WebCyclery.com is the biggest trials dealer in the US. We import Echo, Inspired, Trialtech, Jitsie, Crewkerz, Racing Line, TNN and many more trials brands and we've got more trials bikes, frames, and parts than anybody in the country. We have a real brick and mortar shop, with real mechanics, real tools, and real inventory. As you might expect, we get a lot of questions about bike trials. We've created this Bike Trials FAQ page to try and answer some of the most common questions people have when first exploring the sport.
TGS stands for Tap, Gap, Sidehop and is used to describe a style of trials riding that is mainly performed in urban areas. It tends to focus on going as high or as far as possible and is usually less creative and dynamic than street trials. Dropgaps (a gap where the landing is significantly lower than the takeoff) also feature prominently in this style of riding. It emerged and is still most prevalent in the U.K., due in part to the concentration of cities and urban riding opportunities there.

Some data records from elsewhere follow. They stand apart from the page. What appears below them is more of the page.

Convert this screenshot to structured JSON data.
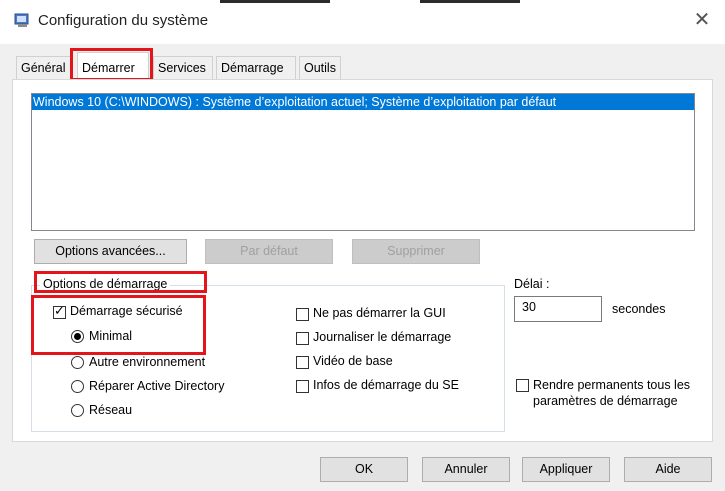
{
  "window": {
    "title": "Configuration du système"
  },
  "tabs": [
    "Général",
    "Démarrer",
    "Services",
    "Démarrage",
    "Outils"
  ],
  "os_list": {
    "items": [
      "Windows 10 (C:\\WINDOWS) : Système d’exploitation actuel; Système d’exploitation par défaut"
    ]
  },
  "os_buttons": {
    "advanced": "Options avancées...",
    "default": "Par défaut",
    "delete": "Supprimer"
  },
  "boot_options": {
    "group_label": "Options de démarrage",
    "safe_boot": {
      "label": "Démarrage sécurisé",
      "checked": true
    },
    "radios": [
      "Minimal",
      "Autre environnement",
      "Réparer Active Directory",
      "Réseau"
    ],
    "selected_radio": "Minimal",
    "checkboxes": [
      "Ne pas démarrer la GUI",
      "Journaliser le démarrage",
      "Vidéo de base",
      "Infos de démarrage du SE"
    ]
  },
  "timeout": {
    "label": "Délai :",
    "value": "30",
    "unit": "secondes"
  },
  "permanent": {
    "label_line1": "Rendre permanents tous les",
    "label_line2": "paramètres de démarrage"
  },
  "footer_buttons": {
    "ok": "OK",
    "cancel": "Annuler",
    "apply": "Appliquer",
    "help": "Aide"
  },
  "colors": {
    "selection": "#0078d7",
    "highlight_box": "#e4151a"
  },
  "icons": {
    "app": "msconfig-icon",
    "close": "close-icon"
  }
}
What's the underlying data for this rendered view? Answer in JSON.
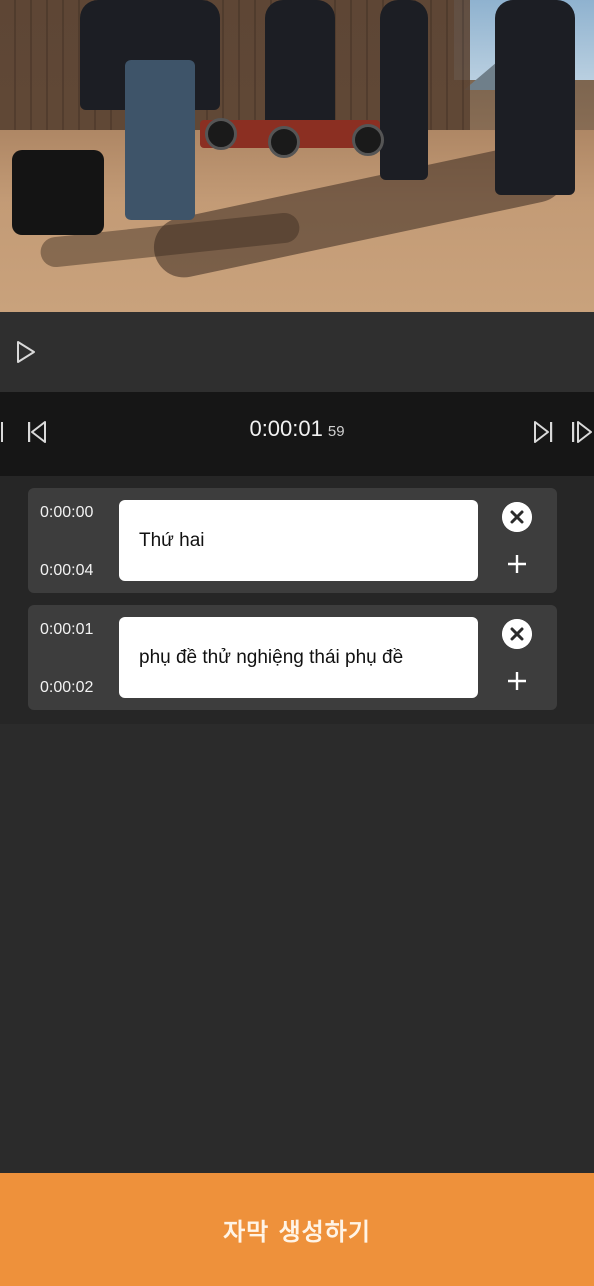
{
  "player": {
    "timecode": "0:00:01",
    "frames": "59",
    "icons": [
      "play-icon",
      "pause-bars-icon",
      "skip-to-start-icon",
      "skip-to-end-icon",
      "next-frame-icon"
    ]
  },
  "subtitles": [
    {
      "start": "0:00:00",
      "end": "0:00:04",
      "text": "Thứ hai"
    },
    {
      "start": "0:00:01",
      "end": "0:00:02",
      "text": "phụ đề thử nghiệng thái phụ đề"
    }
  ],
  "card_icons": [
    "close-circle-icon",
    "plus-icon"
  ],
  "action": {
    "label": "자막 생성하기"
  },
  "colors": {
    "accent": "#ee913b",
    "background": "#2b2b2b",
    "card": "#3d3d3d",
    "timebar": "#161616"
  }
}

TGS bikes are often heavier and more durable than other bikes so that they can take the stress the riders put on them.
Competition style riding is, as you might expect, a style of riding used primarily by riders who compete in trials events. Competition riding focuses on using efficient technique and form with as little wasted energy as possible. Riders practice very technical and precise moves that are often required in competitions. Comp style riders usually prefer light bikes that are as efficient as possible at getting them through a section in competition. Competition bikes usually bear the least resemblance to normal bikes both in geometry and appearance. Comp style riding and TGS are less distinct from one another than from street trials, and sometimes there is little difference between the two.
These different styles are constantly evolving and riders are frequently blurring the lines between different styles. Many talented riders can ride street trials lines on a comp bike or vice versa. And of course there are riders who may not fall under any of these styles.